First and foremost, a small ribosomal subunit binds to a molecule of mRNA at the mRNA binding site. Initiator tRNA carrying the amino acid methionine basepairs (via hydrogen bonds) to the start codon AUG. This is an important step, as it establishes the reading frame for the mRNA. If there is a mistake in the reading frame, wrong proteins will be produced and many complications will arise. The large subunit of the ribosome will then attach, completing the translation initiation complex. Proteins known as initiation factors are responsible for bringing everything together. Upon the completion of this initiation complex, the initiator tRNA is in the P site, while the A site remains empty for the next tRNA.
Elongation then occurs. First, codon recognition occurs. The anticodon of a tRNA basepairs with the complementary codon on the mRNA in the A site. GTP hydrolysis ensures that accuracy and efficiency of this step is increased. After which, an rRNA molecule of the large subunit catalysis the formation of a peptide bond between the newly arrived amino acid in the A site and the carboxyl end of the growing polypeptide chain in the P site.

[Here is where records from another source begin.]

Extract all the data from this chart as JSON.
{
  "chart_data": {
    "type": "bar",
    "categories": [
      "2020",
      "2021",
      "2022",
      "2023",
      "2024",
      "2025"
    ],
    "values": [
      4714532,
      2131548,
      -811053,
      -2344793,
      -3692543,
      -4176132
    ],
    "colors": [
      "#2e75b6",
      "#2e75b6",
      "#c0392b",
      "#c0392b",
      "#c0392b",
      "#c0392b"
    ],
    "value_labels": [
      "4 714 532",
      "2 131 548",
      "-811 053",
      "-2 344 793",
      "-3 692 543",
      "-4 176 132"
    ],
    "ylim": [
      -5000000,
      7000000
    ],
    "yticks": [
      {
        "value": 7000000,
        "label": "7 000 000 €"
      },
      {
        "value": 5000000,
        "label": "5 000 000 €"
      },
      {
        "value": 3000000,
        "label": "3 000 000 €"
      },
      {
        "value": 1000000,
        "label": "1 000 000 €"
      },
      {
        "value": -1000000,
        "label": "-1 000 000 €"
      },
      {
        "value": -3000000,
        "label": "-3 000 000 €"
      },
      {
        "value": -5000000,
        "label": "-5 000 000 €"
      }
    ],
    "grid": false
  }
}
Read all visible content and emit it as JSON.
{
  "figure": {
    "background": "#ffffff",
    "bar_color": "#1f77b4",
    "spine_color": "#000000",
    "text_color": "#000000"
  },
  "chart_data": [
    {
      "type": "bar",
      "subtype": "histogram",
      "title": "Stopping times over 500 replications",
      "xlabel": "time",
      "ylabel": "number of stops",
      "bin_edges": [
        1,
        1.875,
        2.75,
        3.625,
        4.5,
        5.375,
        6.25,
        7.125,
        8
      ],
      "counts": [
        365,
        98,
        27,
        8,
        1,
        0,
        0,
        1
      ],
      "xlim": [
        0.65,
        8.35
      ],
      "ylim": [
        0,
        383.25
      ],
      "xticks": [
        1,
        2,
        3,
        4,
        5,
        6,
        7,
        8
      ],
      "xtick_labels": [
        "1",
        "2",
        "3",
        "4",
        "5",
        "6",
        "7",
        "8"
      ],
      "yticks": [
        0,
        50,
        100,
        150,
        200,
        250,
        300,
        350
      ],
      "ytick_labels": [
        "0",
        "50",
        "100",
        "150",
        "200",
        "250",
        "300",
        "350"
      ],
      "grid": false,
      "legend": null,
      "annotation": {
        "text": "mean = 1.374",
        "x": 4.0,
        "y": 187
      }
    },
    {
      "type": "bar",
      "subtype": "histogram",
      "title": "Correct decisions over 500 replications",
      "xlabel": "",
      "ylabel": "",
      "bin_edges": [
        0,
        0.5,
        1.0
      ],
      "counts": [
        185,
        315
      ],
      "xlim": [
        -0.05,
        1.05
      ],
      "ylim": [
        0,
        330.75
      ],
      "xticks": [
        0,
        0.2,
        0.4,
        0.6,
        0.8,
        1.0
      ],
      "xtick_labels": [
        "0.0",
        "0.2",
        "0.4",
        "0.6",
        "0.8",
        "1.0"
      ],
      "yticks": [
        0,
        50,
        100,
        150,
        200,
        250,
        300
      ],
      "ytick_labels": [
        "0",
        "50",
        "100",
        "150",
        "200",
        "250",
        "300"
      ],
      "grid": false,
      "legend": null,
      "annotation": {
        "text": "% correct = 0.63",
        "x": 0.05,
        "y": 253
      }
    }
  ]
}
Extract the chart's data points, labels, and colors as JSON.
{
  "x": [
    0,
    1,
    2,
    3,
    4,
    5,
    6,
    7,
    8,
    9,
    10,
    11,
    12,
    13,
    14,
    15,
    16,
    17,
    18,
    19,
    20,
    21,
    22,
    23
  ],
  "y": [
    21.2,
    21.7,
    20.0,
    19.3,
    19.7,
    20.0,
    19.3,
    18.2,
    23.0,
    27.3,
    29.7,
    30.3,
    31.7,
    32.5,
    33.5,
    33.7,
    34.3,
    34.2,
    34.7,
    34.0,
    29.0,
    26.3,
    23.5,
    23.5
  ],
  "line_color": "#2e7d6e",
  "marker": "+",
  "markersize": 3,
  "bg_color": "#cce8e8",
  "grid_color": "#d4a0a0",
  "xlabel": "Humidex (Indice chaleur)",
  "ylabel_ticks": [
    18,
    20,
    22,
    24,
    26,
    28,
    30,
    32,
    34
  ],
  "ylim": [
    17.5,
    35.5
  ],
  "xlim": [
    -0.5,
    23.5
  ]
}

This step results in the polypeptide being attached to the tRNA in the A site. The ribosome then translocates the tRNA in the A site to the P site. The empty tRNA in the P site is now moved to the E site, where it is released. The mRNA moves through the ribosome, 5' end first, bringing the next codon that is going to be translated into the A site.

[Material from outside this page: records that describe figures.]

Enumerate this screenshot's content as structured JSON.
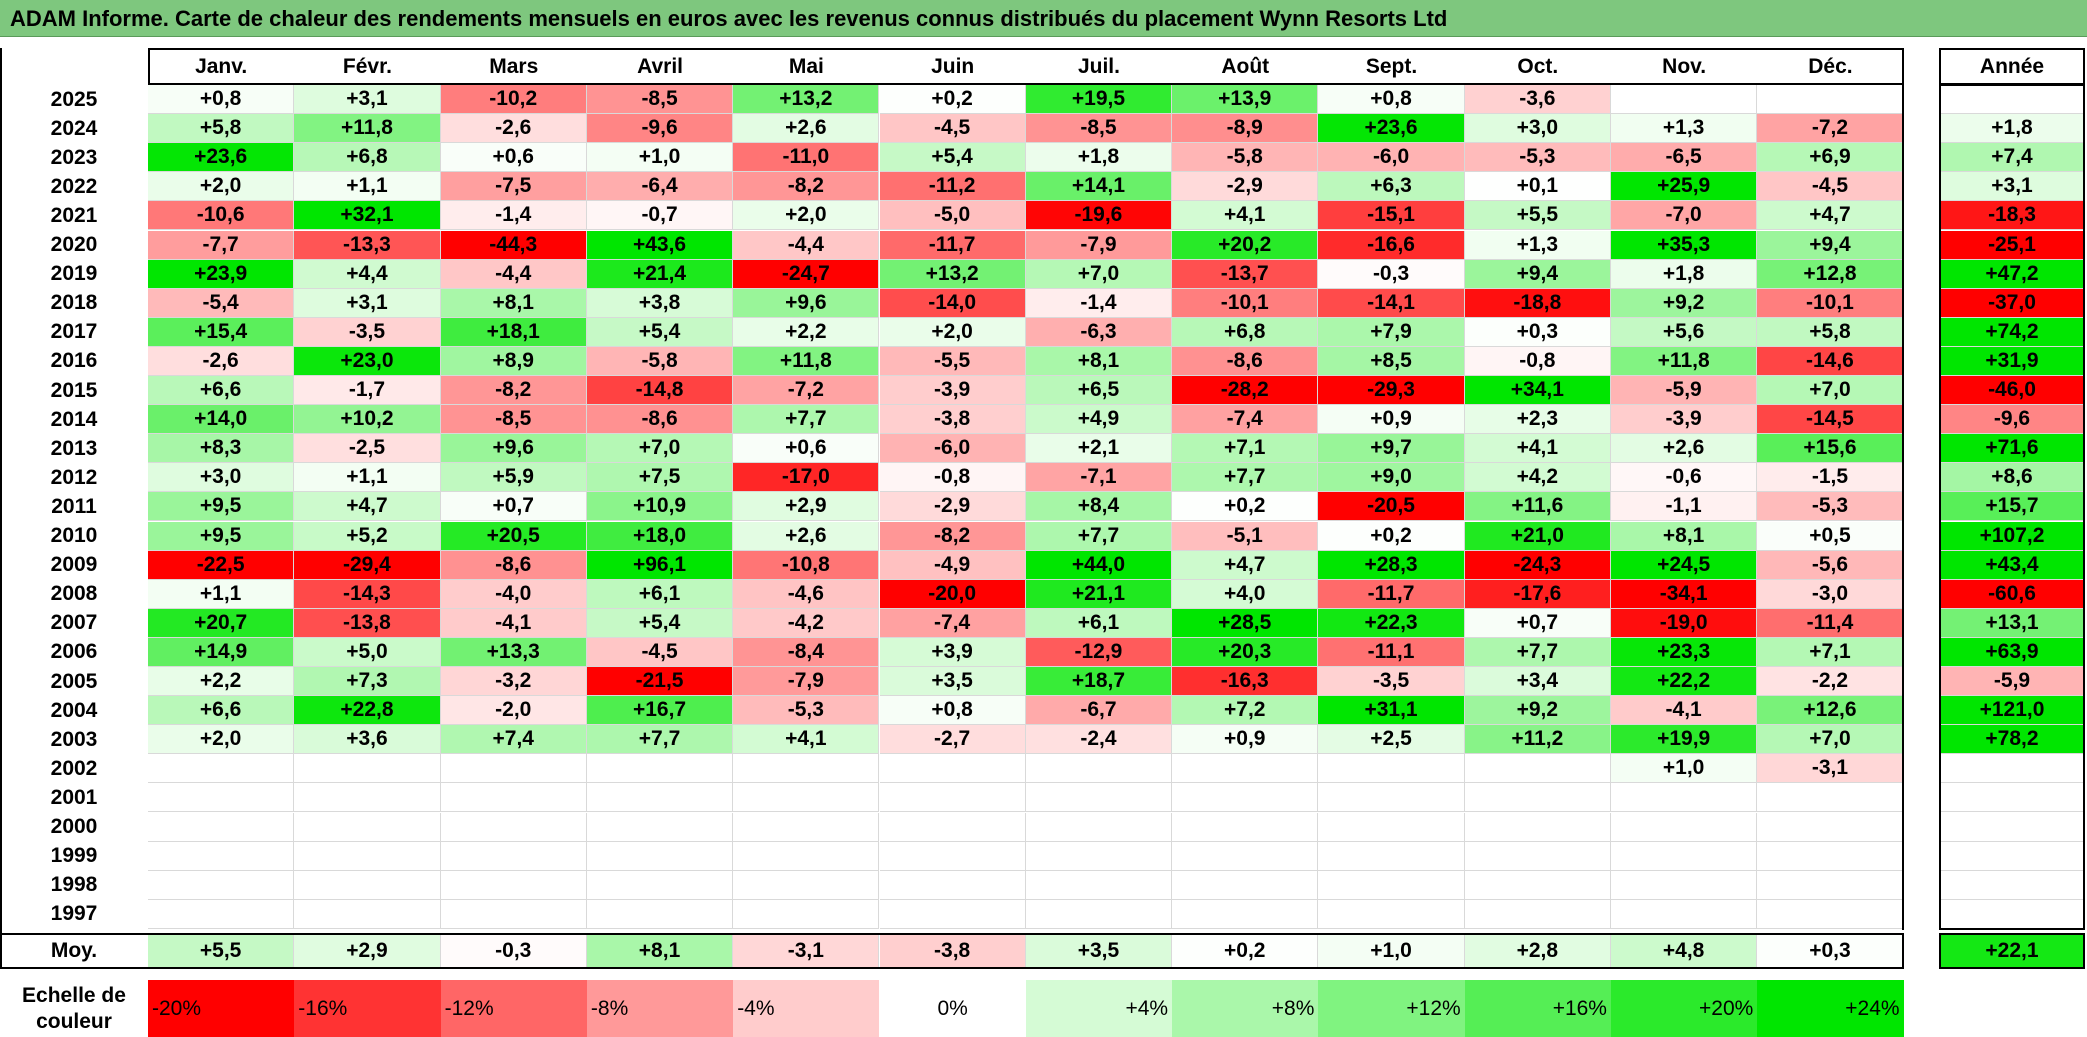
{
  "title": "ADAM Informe. Carte de chaleur des rendements mensuels en euros avec les revenus connus distribués du placement Wynn Resorts Ltd",
  "chart_data": {
    "type": "heatmap",
    "title": "ADAM Informe. Carte de chaleur des rendements mensuels en euros avec les revenus connus distribués du placement Wynn Resorts Ltd",
    "columns": [
      "Janv.",
      "Févr.",
      "Mars",
      "Avril",
      "Mai",
      "Juin",
      "Juil.",
      "Août",
      "Sept.",
      "Oct.",
      "Nov.",
      "Déc."
    ],
    "year_header": "Année",
    "rows": [
      {
        "year": "2025",
        "months": [
          "+0,8",
          "+3,1",
          "-10,2",
          "-8,5",
          "+13,2",
          "+0,2",
          "+19,5",
          "+13,9",
          "+0,8",
          "-3,6",
          "",
          ""
        ],
        "annual": ""
      },
      {
        "year": "2024",
        "months": [
          "+5,8",
          "+11,8",
          "-2,6",
          "-9,6",
          "+2,6",
          "-4,5",
          "-8,5",
          "-8,9",
          "+23,6",
          "+3,0",
          "+1,3",
          "-7,2"
        ],
        "annual": "+1,8"
      },
      {
        "year": "2023",
        "months": [
          "+23,6",
          "+6,8",
          "+0,6",
          "+1,0",
          "-11,0",
          "+5,4",
          "+1,8",
          "-5,8",
          "-6,0",
          "-5,3",
          "-6,5",
          "+6,9"
        ],
        "annual": "+7,4"
      },
      {
        "year": "2022",
        "months": [
          "+2,0",
          "+1,1",
          "-7,5",
          "-6,4",
          "-8,2",
          "-11,2",
          "+14,1",
          "-2,9",
          "+6,3",
          "+0,1",
          "+25,9",
          "-4,5"
        ],
        "annual": "+3,1"
      },
      {
        "year": "2021",
        "months": [
          "-10,6",
          "+32,1",
          "-1,4",
          "-0,7",
          "+2,0",
          "-5,0",
          "-19,6",
          "+4,1",
          "-15,1",
          "+5,5",
          "-7,0",
          "+4,7"
        ],
        "annual": "-18,3"
      },
      {
        "year": "2020",
        "months": [
          "-7,7",
          "-13,3",
          "-44,3",
          "+43,6",
          "-4,4",
          "-11,7",
          "-7,9",
          "+20,2",
          "-16,6",
          "+1,3",
          "+35,3",
          "+9,4"
        ],
        "annual": "-25,1"
      },
      {
        "year": "2019",
        "months": [
          "+23,9",
          "+4,4",
          "-4,4",
          "+21,4",
          "-24,7",
          "+13,2",
          "+7,0",
          "-13,7",
          "-0,3",
          "+9,4",
          "+1,8",
          "+12,8"
        ],
        "annual": "+47,2"
      },
      {
        "year": "2018",
        "months": [
          "-5,4",
          "+3,1",
          "+8,1",
          "+3,8",
          "+9,6",
          "-14,0",
          "-1,4",
          "-10,1",
          "-14,1",
          "-18,8",
          "+9,2",
          "-10,1"
        ],
        "annual": "-37,0"
      },
      {
        "year": "2017",
        "months": [
          "+15,4",
          "-3,5",
          "+18,1",
          "+5,4",
          "+2,2",
          "+2,0",
          "-6,3",
          "+6,8",
          "+7,9",
          "+0,3",
          "+5,6",
          "+5,8"
        ],
        "annual": "+74,2"
      },
      {
        "year": "2016",
        "months": [
          "-2,6",
          "+23,0",
          "+8,9",
          "-5,8",
          "+11,8",
          "-5,5",
          "+8,1",
          "-8,6",
          "+8,5",
          "-0,8",
          "+11,8",
          "-14,6"
        ],
        "annual": "+31,9"
      },
      {
        "year": "2015",
        "months": [
          "+6,6",
          "-1,7",
          "-8,2",
          "-14,8",
          "-7,2",
          "-3,9",
          "+6,5",
          "-28,2",
          "-29,3",
          "+34,1",
          "-5,9",
          "+7,0"
        ],
        "annual": "-46,0"
      },
      {
        "year": "2014",
        "months": [
          "+14,0",
          "+10,2",
          "-8,5",
          "-8,6",
          "+7,7",
          "-3,8",
          "+4,9",
          "-7,4",
          "+0,9",
          "+2,3",
          "-3,9",
          "-14,5"
        ],
        "annual": "-9,6"
      },
      {
        "year": "2013",
        "months": [
          "+8,3",
          "-2,5",
          "+9,6",
          "+7,0",
          "+0,6",
          "-6,0",
          "+2,1",
          "+7,1",
          "+9,7",
          "+4,1",
          "+2,6",
          "+15,6"
        ],
        "annual": "+71,6"
      },
      {
        "year": "2012",
        "months": [
          "+3,0",
          "+1,1",
          "+5,9",
          "+7,5",
          "-17,0",
          "-0,8",
          "-7,1",
          "+7,7",
          "+9,0",
          "+4,2",
          "-0,6",
          "-1,5"
        ],
        "annual": "+8,6"
      },
      {
        "year": "2011",
        "months": [
          "+9,5",
          "+4,7",
          "+0,7",
          "+10,9",
          "+2,9",
          "-2,9",
          "+8,4",
          "+0,2",
          "-20,5",
          "+11,6",
          "-1,1",
          "-5,3"
        ],
        "annual": "+15,7"
      },
      {
        "year": "2010",
        "months": [
          "+9,5",
          "+5,2",
          "+20,5",
          "+18,0",
          "+2,6",
          "-8,2",
          "+7,7",
          "-5,1",
          "+0,2",
          "+21,0",
          "+8,1",
          "+0,5"
        ],
        "annual": "+107,2"
      },
      {
        "year": "2009",
        "months": [
          "-22,5",
          "-29,4",
          "-8,6",
          "+96,1",
          "-10,8",
          "-4,9",
          "+44,0",
          "+4,7",
          "+28,3",
          "-24,3",
          "+24,5",
          "-5,6"
        ],
        "annual": "+43,4"
      },
      {
        "year": "2008",
        "months": [
          "+1,1",
          "-14,3",
          "-4,0",
          "+6,1",
          "-4,6",
          "-20,0",
          "+21,1",
          "+4,0",
          "-11,7",
          "-17,6",
          "-34,1",
          "-3,0"
        ],
        "annual": "-60,6"
      },
      {
        "year": "2007",
        "months": [
          "+20,7",
          "-13,8",
          "-4,1",
          "+5,4",
          "-4,2",
          "-7,4",
          "+6,1",
          "+28,5",
          "+22,3",
          "+0,7",
          "-19,0",
          "-11,4"
        ],
        "annual": "+13,1"
      },
      {
        "year": "2006",
        "months": [
          "+14,9",
          "+5,0",
          "+13,3",
          "-4,5",
          "-8,4",
          "+3,9",
          "-12,9",
          "+20,3",
          "-11,1",
          "+7,7",
          "+23,3",
          "+7,1"
        ],
        "annual": "+63,9"
      },
      {
        "year": "2005",
        "months": [
          "+2,2",
          "+7,3",
          "-3,2",
          "-21,5",
          "-7,9",
          "+3,5",
          "+18,7",
          "-16,3",
          "-3,5",
          "+3,4",
          "+22,2",
          "-2,2"
        ],
        "annual": "-5,9"
      },
      {
        "year": "2004",
        "months": [
          "+6,6",
          "+22,8",
          "-2,0",
          "+16,7",
          "-5,3",
          "+0,8",
          "-6,7",
          "+7,2",
          "+31,1",
          "+9,2",
          "-4,1",
          "+12,6"
        ],
        "annual": "+121,0"
      },
      {
        "year": "2003",
        "months": [
          "+2,0",
          "+3,6",
          "+7,4",
          "+7,7",
          "+4,1",
          "-2,7",
          "-2,4",
          "+0,9",
          "+2,5",
          "+11,2",
          "+19,9",
          "+7,0"
        ],
        "annual": "+78,2"
      },
      {
        "year": "2002",
        "months": [
          "",
          "",
          "",
          "",
          "",
          "",
          "",
          "",
          "",
          "",
          "+1,0",
          "-3,1"
        ],
        "annual": ""
      },
      {
        "year": "2001",
        "months": [
          "",
          "",
          "",
          "",
          "",
          "",
          "",
          "",
          "",
          "",
          "",
          ""
        ],
        "annual": ""
      },
      {
        "year": "2000",
        "months": [
          "",
          "",
          "",
          "",
          "",
          "",
          "",
          "",
          "",
          "",
          "",
          ""
        ],
        "annual": ""
      },
      {
        "year": "1999",
        "months": [
          "",
          "",
          "",
          "",
          "",
          "",
          "",
          "",
          "",
          "",
          "",
          ""
        ],
        "annual": ""
      },
      {
        "year": "1998",
        "months": [
          "",
          "",
          "",
          "",
          "",
          "",
          "",
          "",
          "",
          "",
          "",
          ""
        ],
        "annual": ""
      },
      {
        "year": "1997",
        "months": [
          "",
          "",
          "",
          "",
          "",
          "",
          "",
          "",
          "",
          "",
          "",
          ""
        ],
        "annual": ""
      }
    ],
    "average": {
      "label": "Moy.",
      "months": [
        "+5,5",
        "+2,9",
        "-0,3",
        "+8,1",
        "-3,1",
        "-3,8",
        "+3,5",
        "+0,2",
        "+1,0",
        "+2,8",
        "+4,8",
        "+0,3"
      ],
      "annual": "+22,1"
    },
    "scale": {
      "label_line1": "Echelle de",
      "label_line2": "couleur",
      "steps": [
        {
          "label": "-20%",
          "value": -20
        },
        {
          "label": "-16%",
          "value": -16
        },
        {
          "label": "-12%",
          "value": -12
        },
        {
          "label": "-8%",
          "value": -8
        },
        {
          "label": "-4%",
          "value": -4
        },
        {
          "label": "0%",
          "value": 0
        },
        {
          "label": "+4%",
          "value": 4
        },
        {
          "label": "+8%",
          "value": 8
        },
        {
          "label": "+12%",
          "value": 12
        },
        {
          "label": "+16%",
          "value": 16
        },
        {
          "label": "+20%",
          "value": 20
        },
        {
          "label": "+24%",
          "value": 24
        }
      ]
    },
    "colors": {
      "negative_max": "#ff0000",
      "neutral": "#ffffff",
      "positive_max": "#00e600"
    }
  }
}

The last and final stage is termination. Elongation will continue until a stop codon reaches the A site of the ribosome. UAG, UAA and UGA are all stop codons that signals the stop of translation. A release factor then binds directly to the stop codon, causing the addition of a water molecule instead of an amino acid to the peptide chain. The release factor will then hydrolyse the bond between tRRNA in the P site and the last amino acid of the polypeptide chain, freeing the polypeptide. Everything else then dissociates.
While all this maybe fine and dandy, gene regulation will also occur to ensure that environmental changes will be dealt with successfully by the cell. These are carried out in the form of metabolic control. It occurs on two levels: adjusting the activity of enzymes already in the cell (feedback inhibition), which is a faster response, or regulate the expression of the genes (the operon model).
The operon model is just one of many ways a cell can regulate gene expression. Throughout the various steps of gene expression, gene regulation occurs, in an effort to ensure that the proteins produced in the end will be beneficial to our system.